7. Kapitel: Lernen und Leben lassen

Beim Abendessen kündigte Dumbledore an, dass es dieses Jahr zwölf Quidditch- Spiele anstatt nur sechs geben würde. Natürlich war Draco begeistert, hatte er nicht nur eine gute Mannschaft, nein, Quidditch mochte er gern. Auf seinem Besen fühlte er sich frei, und er konnte machen, was er wollte. Aber es war ihm auch klar, dass die Idee von diesem Quidditch- verrückten Wood gemacht worden sein musste, und das störte ihn ein wenig. Aber war Wood jetzt nicht Lehrer und kein Gryffindor mehr?

Und Dumbledore kündigte auch gleich das erste Spiel an, Gryffindor gegen Slytherin, die Löwen gegen die Schlangen. Und zwar am nächsten Sonntag. Jetzt konnte sich seine Mannschaft beweisen. Sie waren wirklich gut, aber reichte das gegen das eingespielte Team von Gryffindor?

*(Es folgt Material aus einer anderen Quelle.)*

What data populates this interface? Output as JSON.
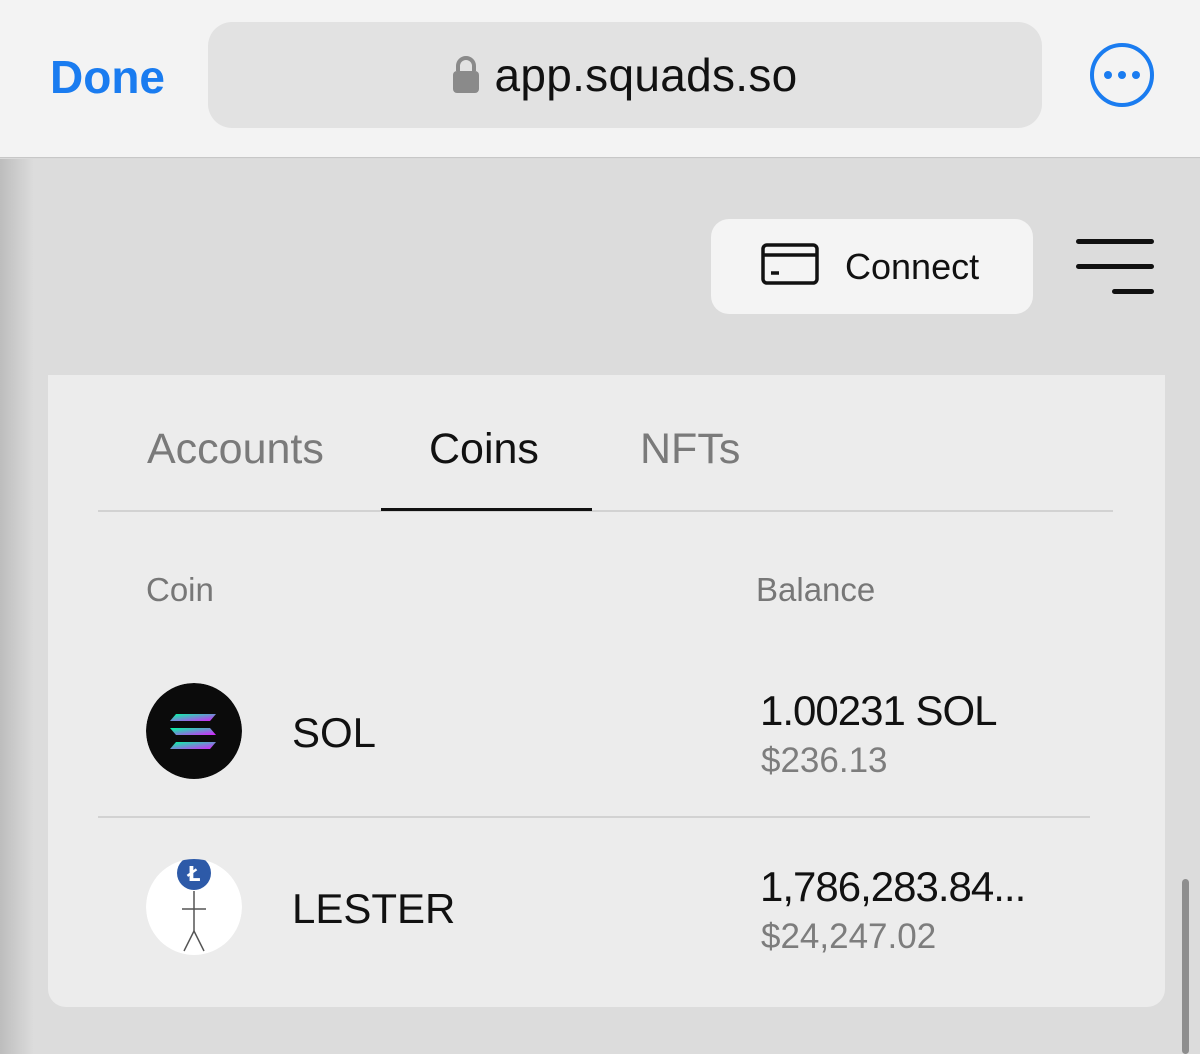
{
  "browser": {
    "done_label": "Done",
    "url": "app.squads.so"
  },
  "header": {
    "connect_label": "Connect"
  },
  "tabs": [
    {
      "label": "Accounts",
      "active": false
    },
    {
      "label": "Coins",
      "active": true
    },
    {
      "label": "NFTs",
      "active": false
    }
  ],
  "table": {
    "columns": [
      "Coin",
      "Balance"
    ],
    "rows": [
      {
        "coin": "SOL",
        "amount": "1.00231 SOL",
        "usd": "$236.13",
        "icon": "solana-logo-icon"
      },
      {
        "coin": "LESTER",
        "amount": "1,786,283.84...",
        "usd": "$24,247.02",
        "icon": "lester-logo-icon"
      }
    ]
  },
  "colors": {
    "accent": "#1a7cf0",
    "text": "#111111",
    "muted": "#7a7a7a"
  }
}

Draco nahm Moonshine und machte sich auf den Weg in die Höhle des Löwen, genauer gesagt, auf den Weg zum Gryffindortisch. „Was willst du?"„Erstens gebe ich dir Moonshine und zweitens schlage ich vor, dass wir uns morgen schon um neun in der Bibliothek treffen, wir müssen schließlich noch die Zauberrituale für Zabini raussuchen."„OK, bis dann."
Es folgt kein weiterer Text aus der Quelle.